Grand Slam singles results
- Wimbledon: 3R (1966)
- US Open: 2R (1967)

Medal record
Maccabiah Games
| Silver medal – second place | 1969 Israel | Men's Singles |
| Silver medal – second place | 1969 Israel | Mixed Doubles |

= Jack Saul (tennis) =

South African tennis player

Jack Saul is a South African-Israeli former professional tennis player. He competed at the Wimbledon Championships and US Open, and won silver medals in men's singles and mixed doubles at the 1969 Maccabiah Games.

==Biography==
Saul, originally from Durban where he attended Northlands High School, competed on the international tour in the 1960s and 1970s.
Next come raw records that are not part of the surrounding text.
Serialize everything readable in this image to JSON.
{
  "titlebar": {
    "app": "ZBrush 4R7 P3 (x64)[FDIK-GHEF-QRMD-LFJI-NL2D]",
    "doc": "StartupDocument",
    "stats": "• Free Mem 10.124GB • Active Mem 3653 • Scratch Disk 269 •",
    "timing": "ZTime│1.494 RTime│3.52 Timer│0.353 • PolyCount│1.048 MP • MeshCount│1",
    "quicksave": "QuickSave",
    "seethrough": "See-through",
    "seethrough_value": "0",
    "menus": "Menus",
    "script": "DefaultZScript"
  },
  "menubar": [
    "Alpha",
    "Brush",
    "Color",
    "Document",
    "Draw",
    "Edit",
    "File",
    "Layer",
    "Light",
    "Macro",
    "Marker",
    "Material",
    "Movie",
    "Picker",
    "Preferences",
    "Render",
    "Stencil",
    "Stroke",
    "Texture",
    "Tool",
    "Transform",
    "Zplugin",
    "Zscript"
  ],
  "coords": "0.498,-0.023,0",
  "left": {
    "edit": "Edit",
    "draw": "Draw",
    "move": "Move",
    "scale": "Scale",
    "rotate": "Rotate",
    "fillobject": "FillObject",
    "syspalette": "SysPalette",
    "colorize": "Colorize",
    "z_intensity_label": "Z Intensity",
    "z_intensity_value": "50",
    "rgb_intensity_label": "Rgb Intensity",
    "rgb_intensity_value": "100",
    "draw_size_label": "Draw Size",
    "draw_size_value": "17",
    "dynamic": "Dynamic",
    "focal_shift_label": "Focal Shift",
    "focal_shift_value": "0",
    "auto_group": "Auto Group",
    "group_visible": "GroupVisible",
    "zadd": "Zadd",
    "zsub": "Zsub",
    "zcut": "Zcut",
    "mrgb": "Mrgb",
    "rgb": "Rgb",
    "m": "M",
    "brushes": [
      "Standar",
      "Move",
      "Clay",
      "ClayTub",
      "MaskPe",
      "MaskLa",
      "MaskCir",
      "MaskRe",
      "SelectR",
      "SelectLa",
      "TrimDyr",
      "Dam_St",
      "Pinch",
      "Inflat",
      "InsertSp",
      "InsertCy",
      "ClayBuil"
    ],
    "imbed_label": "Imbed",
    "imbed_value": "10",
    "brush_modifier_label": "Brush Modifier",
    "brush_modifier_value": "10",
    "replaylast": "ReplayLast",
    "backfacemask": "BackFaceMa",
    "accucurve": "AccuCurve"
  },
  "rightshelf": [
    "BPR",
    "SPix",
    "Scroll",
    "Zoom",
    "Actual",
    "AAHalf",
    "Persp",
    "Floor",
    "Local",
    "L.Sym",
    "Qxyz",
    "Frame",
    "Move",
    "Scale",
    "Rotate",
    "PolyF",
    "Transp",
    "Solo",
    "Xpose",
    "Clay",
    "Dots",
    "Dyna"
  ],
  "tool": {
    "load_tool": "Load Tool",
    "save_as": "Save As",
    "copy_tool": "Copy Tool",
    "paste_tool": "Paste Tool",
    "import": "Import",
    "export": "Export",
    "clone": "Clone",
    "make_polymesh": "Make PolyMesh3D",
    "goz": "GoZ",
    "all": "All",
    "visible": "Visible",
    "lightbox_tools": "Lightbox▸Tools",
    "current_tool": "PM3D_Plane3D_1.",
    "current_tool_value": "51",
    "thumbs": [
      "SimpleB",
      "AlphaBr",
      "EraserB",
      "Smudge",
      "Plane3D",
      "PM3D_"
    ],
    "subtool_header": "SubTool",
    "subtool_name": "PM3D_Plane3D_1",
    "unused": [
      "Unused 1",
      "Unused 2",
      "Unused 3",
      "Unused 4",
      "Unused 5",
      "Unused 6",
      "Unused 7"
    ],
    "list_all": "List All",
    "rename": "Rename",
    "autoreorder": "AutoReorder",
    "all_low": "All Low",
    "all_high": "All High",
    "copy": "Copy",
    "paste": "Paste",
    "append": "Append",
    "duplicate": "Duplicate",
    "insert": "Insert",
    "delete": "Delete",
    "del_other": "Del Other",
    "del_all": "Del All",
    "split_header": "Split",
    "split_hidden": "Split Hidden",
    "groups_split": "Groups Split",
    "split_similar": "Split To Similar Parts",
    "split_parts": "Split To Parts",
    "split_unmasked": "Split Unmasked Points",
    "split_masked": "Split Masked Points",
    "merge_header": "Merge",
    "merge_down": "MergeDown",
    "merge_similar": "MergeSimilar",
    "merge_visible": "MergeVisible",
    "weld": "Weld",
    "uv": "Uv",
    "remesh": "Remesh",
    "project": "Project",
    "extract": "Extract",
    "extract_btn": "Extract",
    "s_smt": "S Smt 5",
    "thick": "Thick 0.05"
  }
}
He made it through to the third round of the 1966 Wimbledon Championships, winning both his matches in the fifth set, over Osamu Ishiguro of Japan (12–10) and Ismail El Shafei of Egypt (7–5).

A 1969 Maccabiah Games competitor in Israel for South Africa, Saul finished second with a silver medal to American Davis Cup player Allen Fox in the singles. In the mixed doubles, he and South African Esmé Emmanuel came away with silver medals, after being defeated in the mixed doubles finals by American Julie Heldman, who was ranked # 2 in the US, and Ed Rubinoff.

He emigrated to Israel, coached at the Dan Accadia Tennis Club, and is a former Israeli national coach.